Stabbing children with disease-ridden needles: good idea or bad?

Injecting our offspring with germs, heating milk rather than keeping it cool – is it any wonder science and common sense clash, asks Oliver Burkeman

Why do people believe dangerous, anti-scientific nonsense, such as the claim that vaccines cause autism, or that climate change isn’t real? The usual answer is some combination of stupidity, misinformation and an unwillingness to face scary truths. But at the risk of making myself as popular as Gwyneth Paltrow at a meeting of the General Medical Council, I’d like to suggest another: common sense. After all, the idea that it might be advisable to stab children with disease-ridden needles is plainly absurd. Equally bizarre is the notion that mere humans could alter the planet – our entire, incomprehensibly enormous planet! – just by burning things. And don’t get me started on pasteurisation. For milk to stay safe, as everyone knows, you have to keep it cold, not heat it up! Talk about magical thinking.

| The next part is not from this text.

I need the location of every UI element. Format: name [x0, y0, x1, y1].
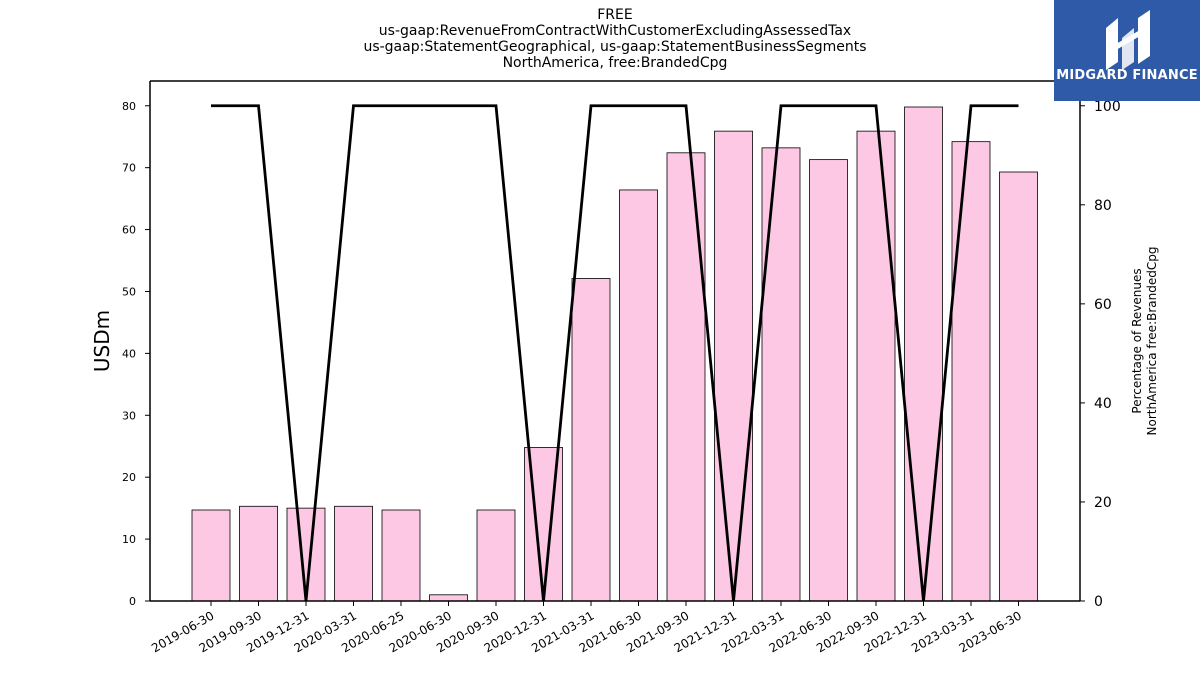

Yes, yes, obviously I know all these objections are wrong. But as the psychologist Andrew Shtulman explains in his fascinating recent book Scienceblind, you needn’t be stupid to entertain them. You are simply in the grip of your “intuitive theories” about reality – the ideas we get from our upbringing, maybe our genes, and above all from the experiments we run on the world from the moment we’re born. Every infant is a tiny physicist, biologist and sociologist, developing unspoken theories to help them navigate life. Babies soon conclude, for example, that one solid object can’t pass through another. (In studies, they’re puzzled and curious when shown illusions suggesting otherwise.) Long before we’re taught about molecules, we come to think of heat as if it were a substance, which can hop from a flame to your hand, or waft away when you open the window. Inaccurate, but it works. As does the idea of avoiding sharp needles containing germs – until, one day, it doesn’t.